50% da dívida da empresa é prefixada, mas a outra metade varia de acordo com diferentes indicadores. O lado bom é que da metade que varia, a maior parte está indexada a LIBOR, taxa de juros do mercado interbancário europeu e que se mantém baixa desde a crise de 2008. Ainda assim, os custos de rolagem da dívida aumentaram de 2014 para 2015, custando à empresa, no ano passado, cerca de 6,3% ao ano, ou R$30 bilhões de reais. Ou seja, somente o valor de juros das dívidas já contratadas em 2015 consumiram 40% do EBITDA da empresa. Essa relação deve aumentar e atingir seu ápice em 2019, sendo ainda mais pressionada se os custos financeiros da empresa aumentarem, algo quase certo pela sua frágil situação de caixa e a possibilidade de aumento de juros na taxa básica nos Estados Unidos. O aumento no prazo da dívida já é reflexo da gestão do caixa da empresa, buscando alongar o máximo possível os fluxos de pagamentos, para tentar amenizar o tsunami de vencimentos daqui a três anos. A situação da empresa, hoje, já é de gestão pela sobrevivência, algo que vai ficar cada vez mais crítico nos próximos anos. Sem contar a recapitalização, que traria dois grandes custos à sociedade brasileira: o direto, relacionado ao aumento do endividamento público; e o indireto, que diminuiria os incentivos à gestão eficiente da empresa – não há outra forma de saída dessa crise que não passe por:
1 – Foco na gestão operacional da empresa;
2 – Redução no tamanho do grupo. Há 4 anos, o grupo tinha sob seu guarda-chuva quase 300 empresas (embora muitas não operacionais). O grupo Petrobras tem que diminuir fortemente de tamanho, via venda de ativos e redução do número de funcionários (ambos já em curso, mas ainda tímidos). O valor de venda não importa tanto nesse momento, e sim tirar da empresa a necessidade de investimento em recursos financeiros e gerenciais em negócios que não sejam de exploração e produção;
3 – Desinternacionalização. A empresa achava que ia competir com Exxon e Shell como uma das maiores 5 empresas de Energia (com foco em Petróleo) no mundo em 2030, algo que foi formalizado no plano estratégico da empresa. Era uma piada. A empresa, agora, deve se comparar com outras empresas nacionais de petróleo e buscar a sobrevivência via gestão operacional e foco na produção local, esquecendo a megalomania dos anos anteriores e vendendo todas (ou quase todas) suas participações em campos internacionais.
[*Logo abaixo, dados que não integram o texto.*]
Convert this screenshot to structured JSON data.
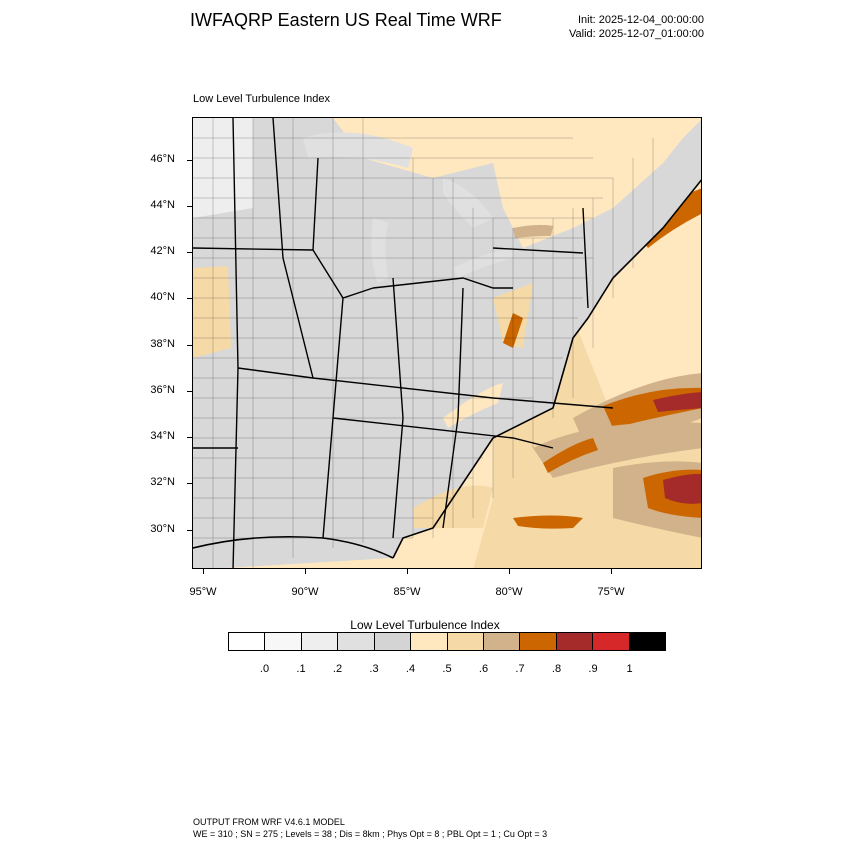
{
  "title": "IWFAQRP Eastern US Real Time WRF",
  "init": "Init: 2025-12-04_00:00:00",
  "valid": "Valid: 2025-12-07_01:00:00",
  "map": {
    "subtitle": "Low Level Turbulence Index",
    "lat_labels": [
      "46°N",
      "44°N",
      "42°N",
      "40°N",
      "38°N",
      "36°N",
      "34°N",
      "32°N",
      "30°N"
    ],
    "lon_labels": [
      "95°W",
      "90°W",
      "85°W",
      "80°W",
      "75°W"
    ]
  },
  "colorbar": {
    "title": "Low Level Turbulence Index",
    "labels": [
      ".0",
      ".1",
      ".2",
      ".3",
      ".4",
      ".5",
      ".6",
      ".7",
      ".8",
      ".9",
      "1"
    ],
    "colors": [
      "#ffffff",
      "#f7f7f7",
      "#eeeeee",
      "#e0e0e0",
      "#d4d4d4",
      "#ffe8c0",
      "#f5d9a6",
      "#d2b28a",
      "#cc6600",
      "#a52a2a",
      "#d62828",
      "#000000"
    ]
  },
  "footer": {
    "line1": "OUTPUT FROM WRF V4.6.1 MODEL",
    "line2": "WE = 310 ; SN = 275 ; Levels = 38 ; Dis = 8km ; Phys Opt = 8 ; PBL Opt = 1 ; Cu Opt = 3"
  }
}
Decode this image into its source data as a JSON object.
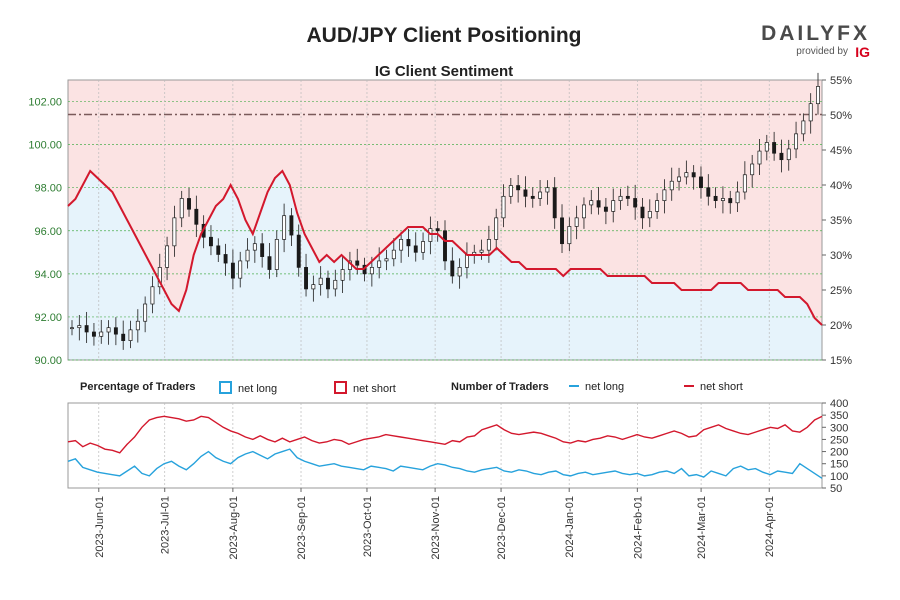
{
  "header": {
    "title": "AUD/JPY Client Positioning",
    "subtitle": "IG Client Sentiment",
    "logo": {
      "brand_text": "DAILYFX",
      "provided_by": "provided by",
      "ig_text": "IG"
    }
  },
  "legend": {
    "pct_title": "Percentage of Traders",
    "pct_long": "net long",
    "pct_short": "net short",
    "num_title": "Number of Traders",
    "num_long": "net long",
    "num_short": "net short"
  },
  "colors": {
    "price_axis": "#2e7d32",
    "short_fill": "#fbe3e3",
    "long_fill": "#e6f3fb",
    "net_short_line": "#d3182d",
    "net_long_line": "#27a2dc",
    "candles": "#1a1a1a",
    "grid": "#4caf50"
  },
  "chart_data": [
    {
      "type": "line",
      "title": "AUD/JPY Client Positioning",
      "subtitle": "IG Client Sentiment",
      "left_axis": {
        "ticks": [
          "90.00",
          "92.00",
          "94.00",
          "96.00",
          "98.00",
          "100.00",
          "102.00"
        ],
        "range": [
          90,
          103
        ]
      },
      "right_axis": {
        "ticks": [
          "15%",
          "20%",
          "25%",
          "30%",
          "35%",
          "40%",
          "45%",
          "50%",
          "55%"
        ],
        "range": [
          15,
          55
        ]
      },
      "x_ticks": [
        "2023-Jun-01",
        "2023-Jul-01",
        "2023-Aug-01",
        "2023-Sep-01",
        "2023-Oct-01",
        "2023-Nov-01",
        "2023-Dec-01",
        "2024-Jan-01",
        "2024-Feb-01",
        "2024-Mar-01",
        "2024-Apr-01"
      ],
      "x_range": [
        "2023-May-18",
        "2024-Apr-25"
      ],
      "reference_line_pct": 50,
      "reference_line_price": 101.4,
      "series": [
        {
          "name": "AUD/JPY",
          "kind": "price",
          "values": [
            91.5,
            91.6,
            91.3,
            91.1,
            91.3,
            91.5,
            91.2,
            90.9,
            91.4,
            91.8,
            92.6,
            93.4,
            94.3,
            95.3,
            96.6,
            97.5,
            97.0,
            96.3,
            95.7,
            95.3,
            94.9,
            94.5,
            93.8,
            94.6,
            95.1,
            95.4,
            94.8,
            94.2,
            95.6,
            96.7,
            95.8,
            94.3,
            93.3,
            93.5,
            93.8,
            93.3,
            93.7,
            94.2,
            94.6,
            94.4,
            94.0,
            94.3,
            94.6,
            94.7,
            95.1,
            95.6,
            95.3,
            95.0,
            95.5,
            96.1,
            96.0,
            94.6,
            93.9,
            94.3,
            94.9,
            95.0,
            95.1,
            95.6,
            96.6,
            97.6,
            98.1,
            97.9,
            97.6,
            97.5,
            97.8,
            98.0,
            96.6,
            95.4,
            96.2,
            96.6,
            97.2,
            97.4,
            97.1,
            96.9,
            97.4,
            97.6,
            97.5,
            97.1,
            96.6,
            96.9,
            97.4,
            97.9,
            98.3,
            98.5,
            98.7,
            98.5,
            98.0,
            97.6,
            97.4,
            97.5,
            97.3,
            97.8,
            98.6,
            99.1,
            99.7,
            100.1,
            99.6,
            99.3,
            99.8,
            100.5,
            101.1,
            101.9,
            102.7
          ]
        },
        {
          "name": "net long %",
          "kind": "sentiment",
          "values": [
            37,
            38,
            40,
            42,
            41,
            40,
            39,
            37,
            35,
            33,
            31,
            29,
            27,
            25,
            23,
            22,
            25,
            30,
            33,
            35,
            37,
            38,
            40,
            38,
            35,
            33,
            36,
            39,
            41,
            42,
            40,
            36,
            33,
            31,
            29,
            30,
            29,
            30,
            29,
            28,
            28,
            29,
            30,
            31,
            32,
            33,
            34,
            34,
            34,
            33,
            33,
            32,
            32,
            31,
            30,
            30,
            30,
            30,
            31,
            30,
            29,
            29,
            28,
            28,
            28,
            28,
            28,
            27,
            28,
            28,
            28,
            28,
            28,
            27,
            27,
            27,
            27,
            27,
            27,
            26,
            26,
            26,
            26,
            25,
            25,
            25,
            25,
            25,
            26,
            26,
            26,
            26,
            25,
            25,
            25,
            25,
            25,
            24,
            24,
            24,
            23,
            21,
            20
          ]
        },
        {
          "name": "net short %",
          "kind": "sentiment",
          "values": [
            63,
            62,
            60,
            58,
            59,
            60,
            61,
            63,
            65,
            67,
            69,
            71,
            73,
            75,
            77,
            78,
            75,
            70,
            67,
            65,
            63,
            62,
            60,
            62,
            65,
            67,
            64,
            61,
            59,
            58,
            60,
            64,
            67,
            69,
            71,
            70,
            71,
            70,
            71,
            72,
            72,
            71,
            70,
            69,
            68,
            67,
            66,
            66,
            66,
            67,
            67,
            68,
            68,
            69,
            70,
            70,
            70,
            70,
            69,
            70,
            71,
            71,
            72,
            72,
            72,
            72,
            72,
            73,
            72,
            72,
            72,
            72,
            72,
            73,
            73,
            73,
            73,
            73,
            73,
            74,
            74,
            74,
            74,
            75,
            75,
            75,
            75,
            75,
            74,
            74,
            74,
            74,
            75,
            75,
            75,
            75,
            75,
            76,
            76,
            76,
            77,
            79,
            80
          ]
        }
      ]
    },
    {
      "type": "line",
      "title": "Number of Traders",
      "y_ticks": [
        "50",
        "100",
        "150",
        "200",
        "250",
        "300",
        "350",
        "400"
      ],
      "ylim": [
        50,
        400
      ],
      "series": [
        {
          "name": "net long",
          "values": [
            160,
            170,
            135,
            125,
            115,
            110,
            105,
            100,
            120,
            140,
            110,
            100,
            130,
            150,
            160,
            140,
            125,
            150,
            180,
            200,
            175,
            160,
            150,
            175,
            190,
            200,
            185,
            170,
            190,
            200,
            210,
            175,
            160,
            150,
            140,
            145,
            150,
            140,
            135,
            130,
            125,
            140,
            135,
            130,
            120,
            140,
            135,
            130,
            125,
            140,
            150,
            145,
            135,
            130,
            120,
            115,
            125,
            130,
            135,
            120,
            115,
            125,
            120,
            110,
            105,
            115,
            120,
            105,
            100,
            110,
            115,
            105,
            110,
            115,
            120,
            110,
            105,
            110,
            100,
            105,
            115,
            120,
            110,
            130,
            100,
            105,
            95,
            120,
            110,
            100,
            130,
            140,
            125,
            130,
            115,
            105,
            120,
            115,
            110,
            150,
            130,
            110,
            90
          ]
        },
        {
          "name": "net short",
          "values": [
            240,
            245,
            220,
            235,
            225,
            210,
            205,
            195,
            230,
            260,
            300,
            330,
            340,
            345,
            340,
            335,
            325,
            330,
            345,
            340,
            320,
            300,
            285,
            275,
            260,
            250,
            265,
            250,
            240,
            255,
            240,
            250,
            260,
            245,
            235,
            240,
            250,
            245,
            230,
            240,
            250,
            255,
            260,
            270,
            265,
            260,
            255,
            250,
            245,
            240,
            235,
            230,
            245,
            240,
            260,
            265,
            290,
            300,
            310,
            290,
            275,
            270,
            275,
            280,
            275,
            265,
            255,
            240,
            235,
            245,
            240,
            250,
            255,
            265,
            260,
            250,
            260,
            270,
            260,
            255,
            265,
            275,
            285,
            275,
            260,
            265,
            290,
            300,
            310,
            295,
            285,
            275,
            270,
            280,
            290,
            300,
            295,
            310,
            285,
            280,
            300,
            330,
            345
          ]
        }
      ]
    }
  ]
}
4 – Gestão Financeira. A Petrobras deve continuar tentando alongar o prazo da sua dívida e diminuir os pagamentos a serem feitos no curto prazo. Essa é uma crise que terá ainda muitas repercussões sobre o caixa da empresa.
Não há segredo. A empresa arriscou um plano de investimentos gigantesco para tentar ser uma das maiores empresas do mundo. Por diversas razões, não conseguiu. Melhor ser uma empresa mais enxuta e focada no que realmente gera caixa, do que seguir os passos da OGX, e desaparecer.
Caro Rodrigo.
Excelente análise econômica e financeira da Petrobras. À ausência de gestão e de outros fatores que são de conhecimento público fizeram com que chegássemos a este ponto.
Ressalto ainda que a análise em questão é de grande valia para os gestores de empresas privadas de médio porte, pois, a situação da Petrobras é semelhante à que estamos vivenciando no Brasil.